Initial steps were taken place during British period for institutionalizing the alternative
dispute mechanisms by way of enacting the following legislations:
The Bengal Regulation Act 1772 The Act directed all parties in cases of disputed
accounts to submit their cases to arbitrators and whose decision shall be deemed to be a
decree and be treated as final.
The Regulation Act, 1781 This Act recommended judges to direct parties to approach a
mutually agreed person to settle the disputes among them. Award of the arbitrator could
not be set aside unless there were two witnesses that the arbitrator had committed gross
errors or was partial to a party.
The Regulation of 1787 laid down rules for referring suits to arbitration with the consent
of the parties. However there was no detailed provision to regulate the arbitration
proceedings.
Regulation XXVII of 1814 authorized Vakils to act as arbitrators, removing an age-old
bar on their acting as such.
Bengal Regulation VII of 1822 authorized Revenue Officers to refer rent and revenue
disputes to arbitrators and called upon Collectors to do the same.

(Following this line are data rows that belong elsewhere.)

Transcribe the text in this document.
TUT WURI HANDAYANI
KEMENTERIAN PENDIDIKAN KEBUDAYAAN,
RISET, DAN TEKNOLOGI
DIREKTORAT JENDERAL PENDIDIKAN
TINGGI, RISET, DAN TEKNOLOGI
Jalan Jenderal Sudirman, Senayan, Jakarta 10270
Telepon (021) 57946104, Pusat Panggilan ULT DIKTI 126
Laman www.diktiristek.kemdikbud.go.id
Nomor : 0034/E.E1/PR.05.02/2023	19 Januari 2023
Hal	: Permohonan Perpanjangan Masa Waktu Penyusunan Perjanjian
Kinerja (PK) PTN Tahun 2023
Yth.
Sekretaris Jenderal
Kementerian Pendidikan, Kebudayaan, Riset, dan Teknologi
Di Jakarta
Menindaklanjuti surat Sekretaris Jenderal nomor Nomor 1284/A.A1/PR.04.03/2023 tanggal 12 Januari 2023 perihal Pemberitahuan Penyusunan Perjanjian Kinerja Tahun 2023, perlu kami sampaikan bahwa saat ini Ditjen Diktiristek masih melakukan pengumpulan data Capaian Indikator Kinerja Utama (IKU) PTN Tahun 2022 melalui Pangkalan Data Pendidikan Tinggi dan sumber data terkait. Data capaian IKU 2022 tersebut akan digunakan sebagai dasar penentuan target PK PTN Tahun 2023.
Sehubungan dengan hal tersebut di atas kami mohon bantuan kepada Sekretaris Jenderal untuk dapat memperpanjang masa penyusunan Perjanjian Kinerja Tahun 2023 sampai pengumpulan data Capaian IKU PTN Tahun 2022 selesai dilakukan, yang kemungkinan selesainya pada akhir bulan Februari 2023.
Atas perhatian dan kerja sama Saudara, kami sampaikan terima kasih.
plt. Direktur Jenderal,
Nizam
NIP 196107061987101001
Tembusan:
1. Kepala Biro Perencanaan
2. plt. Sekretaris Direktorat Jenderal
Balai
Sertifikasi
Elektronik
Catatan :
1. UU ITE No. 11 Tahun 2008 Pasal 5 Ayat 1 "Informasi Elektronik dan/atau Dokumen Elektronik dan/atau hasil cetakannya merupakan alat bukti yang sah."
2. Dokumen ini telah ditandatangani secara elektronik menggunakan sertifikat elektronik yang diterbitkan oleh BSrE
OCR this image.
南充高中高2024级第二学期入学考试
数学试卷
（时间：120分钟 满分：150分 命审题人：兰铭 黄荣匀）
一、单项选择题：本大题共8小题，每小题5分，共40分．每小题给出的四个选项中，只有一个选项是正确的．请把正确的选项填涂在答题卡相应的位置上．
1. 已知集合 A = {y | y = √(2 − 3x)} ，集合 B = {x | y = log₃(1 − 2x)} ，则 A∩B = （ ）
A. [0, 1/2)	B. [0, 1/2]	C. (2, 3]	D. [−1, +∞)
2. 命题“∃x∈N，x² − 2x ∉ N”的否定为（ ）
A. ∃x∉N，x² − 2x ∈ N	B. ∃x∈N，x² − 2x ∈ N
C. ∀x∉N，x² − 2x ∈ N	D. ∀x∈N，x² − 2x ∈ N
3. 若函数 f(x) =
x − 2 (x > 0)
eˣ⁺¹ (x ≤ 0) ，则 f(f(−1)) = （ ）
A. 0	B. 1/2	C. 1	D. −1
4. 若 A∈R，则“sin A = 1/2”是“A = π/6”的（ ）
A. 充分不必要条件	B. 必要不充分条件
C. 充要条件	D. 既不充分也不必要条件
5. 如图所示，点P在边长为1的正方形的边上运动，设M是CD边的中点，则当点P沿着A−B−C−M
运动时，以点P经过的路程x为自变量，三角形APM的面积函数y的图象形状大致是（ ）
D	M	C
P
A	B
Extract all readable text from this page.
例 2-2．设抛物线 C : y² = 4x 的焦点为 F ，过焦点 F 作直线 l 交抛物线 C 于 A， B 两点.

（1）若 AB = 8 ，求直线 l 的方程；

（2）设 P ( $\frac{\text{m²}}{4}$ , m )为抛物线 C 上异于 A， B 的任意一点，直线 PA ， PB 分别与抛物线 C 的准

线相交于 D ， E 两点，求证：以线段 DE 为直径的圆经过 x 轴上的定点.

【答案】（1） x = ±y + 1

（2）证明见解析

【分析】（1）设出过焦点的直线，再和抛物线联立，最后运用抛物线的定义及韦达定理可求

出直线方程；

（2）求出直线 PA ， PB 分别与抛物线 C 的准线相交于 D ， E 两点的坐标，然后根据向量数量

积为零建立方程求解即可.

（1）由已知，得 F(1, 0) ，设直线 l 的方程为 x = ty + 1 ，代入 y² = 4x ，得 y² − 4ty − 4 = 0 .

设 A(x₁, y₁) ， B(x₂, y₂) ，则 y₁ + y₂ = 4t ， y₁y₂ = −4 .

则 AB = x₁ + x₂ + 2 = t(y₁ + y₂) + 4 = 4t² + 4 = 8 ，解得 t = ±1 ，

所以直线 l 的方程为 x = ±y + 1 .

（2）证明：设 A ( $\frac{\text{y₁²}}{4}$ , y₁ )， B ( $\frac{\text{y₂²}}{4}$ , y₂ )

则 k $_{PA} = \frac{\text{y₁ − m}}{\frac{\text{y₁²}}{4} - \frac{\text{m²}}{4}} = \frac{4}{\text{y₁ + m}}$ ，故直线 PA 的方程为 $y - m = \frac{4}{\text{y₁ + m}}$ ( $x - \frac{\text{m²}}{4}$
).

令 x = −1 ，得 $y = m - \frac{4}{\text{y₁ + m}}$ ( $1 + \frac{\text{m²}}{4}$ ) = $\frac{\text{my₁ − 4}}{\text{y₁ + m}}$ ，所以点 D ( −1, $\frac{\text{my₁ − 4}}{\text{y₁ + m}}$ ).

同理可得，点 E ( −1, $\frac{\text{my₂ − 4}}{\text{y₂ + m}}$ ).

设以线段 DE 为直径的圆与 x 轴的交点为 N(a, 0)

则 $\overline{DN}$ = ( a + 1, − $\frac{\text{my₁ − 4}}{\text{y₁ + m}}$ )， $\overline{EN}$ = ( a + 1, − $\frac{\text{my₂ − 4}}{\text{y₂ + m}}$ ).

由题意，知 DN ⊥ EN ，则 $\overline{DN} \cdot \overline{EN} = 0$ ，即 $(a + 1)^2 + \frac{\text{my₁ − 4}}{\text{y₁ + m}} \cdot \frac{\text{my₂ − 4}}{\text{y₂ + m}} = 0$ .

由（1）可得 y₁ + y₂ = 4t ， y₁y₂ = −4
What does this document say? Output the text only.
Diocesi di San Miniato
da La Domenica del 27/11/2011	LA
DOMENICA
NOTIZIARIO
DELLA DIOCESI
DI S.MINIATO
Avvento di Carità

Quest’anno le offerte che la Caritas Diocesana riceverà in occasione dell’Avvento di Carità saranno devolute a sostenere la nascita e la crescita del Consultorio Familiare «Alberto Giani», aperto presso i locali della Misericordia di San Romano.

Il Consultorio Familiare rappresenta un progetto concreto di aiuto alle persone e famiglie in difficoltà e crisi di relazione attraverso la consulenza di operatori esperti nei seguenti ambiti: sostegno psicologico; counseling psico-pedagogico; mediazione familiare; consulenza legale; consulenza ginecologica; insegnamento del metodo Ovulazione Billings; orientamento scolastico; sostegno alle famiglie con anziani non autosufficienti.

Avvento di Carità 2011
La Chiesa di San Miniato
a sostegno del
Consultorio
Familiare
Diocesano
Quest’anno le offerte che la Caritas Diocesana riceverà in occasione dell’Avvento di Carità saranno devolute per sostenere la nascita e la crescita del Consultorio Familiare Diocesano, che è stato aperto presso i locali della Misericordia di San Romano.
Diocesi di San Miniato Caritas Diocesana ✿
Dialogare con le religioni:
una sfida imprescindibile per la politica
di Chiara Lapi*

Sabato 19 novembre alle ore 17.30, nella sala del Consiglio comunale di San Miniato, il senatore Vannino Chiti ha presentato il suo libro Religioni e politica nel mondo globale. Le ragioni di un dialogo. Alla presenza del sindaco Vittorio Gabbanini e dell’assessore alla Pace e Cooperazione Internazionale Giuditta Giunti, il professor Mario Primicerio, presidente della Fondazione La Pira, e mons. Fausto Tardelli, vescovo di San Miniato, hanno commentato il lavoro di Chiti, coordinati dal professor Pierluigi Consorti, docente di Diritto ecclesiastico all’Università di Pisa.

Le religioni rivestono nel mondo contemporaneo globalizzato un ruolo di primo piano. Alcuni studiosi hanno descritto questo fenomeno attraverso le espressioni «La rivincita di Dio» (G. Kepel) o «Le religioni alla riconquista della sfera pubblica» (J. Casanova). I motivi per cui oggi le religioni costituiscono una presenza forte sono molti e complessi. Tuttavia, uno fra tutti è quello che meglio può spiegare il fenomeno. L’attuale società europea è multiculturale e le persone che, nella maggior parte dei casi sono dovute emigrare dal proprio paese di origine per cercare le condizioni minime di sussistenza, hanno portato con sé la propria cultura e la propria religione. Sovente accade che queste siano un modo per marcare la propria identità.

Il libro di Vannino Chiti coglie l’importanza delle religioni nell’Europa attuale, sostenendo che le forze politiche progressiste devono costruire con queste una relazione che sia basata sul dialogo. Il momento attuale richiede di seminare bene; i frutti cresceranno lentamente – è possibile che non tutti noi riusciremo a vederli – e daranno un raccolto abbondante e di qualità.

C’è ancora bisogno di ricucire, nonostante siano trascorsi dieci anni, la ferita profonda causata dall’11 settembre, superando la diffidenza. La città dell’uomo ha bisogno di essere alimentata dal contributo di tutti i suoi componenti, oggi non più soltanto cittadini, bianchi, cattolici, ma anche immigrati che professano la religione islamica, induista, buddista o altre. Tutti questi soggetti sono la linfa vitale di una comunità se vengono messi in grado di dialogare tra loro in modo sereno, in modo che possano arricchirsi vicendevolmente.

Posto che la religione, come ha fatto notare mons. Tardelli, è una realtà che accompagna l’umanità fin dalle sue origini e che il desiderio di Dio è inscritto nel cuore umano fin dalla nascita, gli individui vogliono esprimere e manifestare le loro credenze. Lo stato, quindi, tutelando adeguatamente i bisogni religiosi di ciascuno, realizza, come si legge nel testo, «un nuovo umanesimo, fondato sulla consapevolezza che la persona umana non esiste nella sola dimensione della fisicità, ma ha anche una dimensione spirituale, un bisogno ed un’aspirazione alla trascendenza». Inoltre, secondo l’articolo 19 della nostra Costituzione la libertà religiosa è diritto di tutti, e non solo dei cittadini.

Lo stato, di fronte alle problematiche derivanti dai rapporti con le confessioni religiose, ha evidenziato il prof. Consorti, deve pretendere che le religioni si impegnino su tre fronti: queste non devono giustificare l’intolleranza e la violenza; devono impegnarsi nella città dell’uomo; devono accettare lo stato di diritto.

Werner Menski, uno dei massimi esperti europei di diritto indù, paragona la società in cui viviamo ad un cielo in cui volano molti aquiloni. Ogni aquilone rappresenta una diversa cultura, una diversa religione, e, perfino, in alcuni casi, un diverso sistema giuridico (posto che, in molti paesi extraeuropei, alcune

The Bombay Presidency Regulation of 1827 facilitated amicable adjustments of
disputes of civil nature by means of arbitration.
The Code of Civil Procedure, 1859 Section 312 to 327 permitted references to
arbitration in pending suits, and the procedure for arbitration was explained under sections
313 to 325. It provided for arbitration without the intervention of courts.
Indian Contract Act 1872 This Act recognizes arbitration as an exception to Section 28,
where it says that, an agreement in restraint of legal proceedings is void. The Act
recognizes an agreement made to refer to arbitration, present as well as future disputes.
Indian Arbitration Act 1940 It was based upon the English Arbitration Act, 1934. This
Act made provision for: (a) arbitration without court intervention (b) arbitration in suits i.e.
arbitration with court intervention in pending suits and (c) arbitration with court
intervention, in cases where no suit was pending before the court.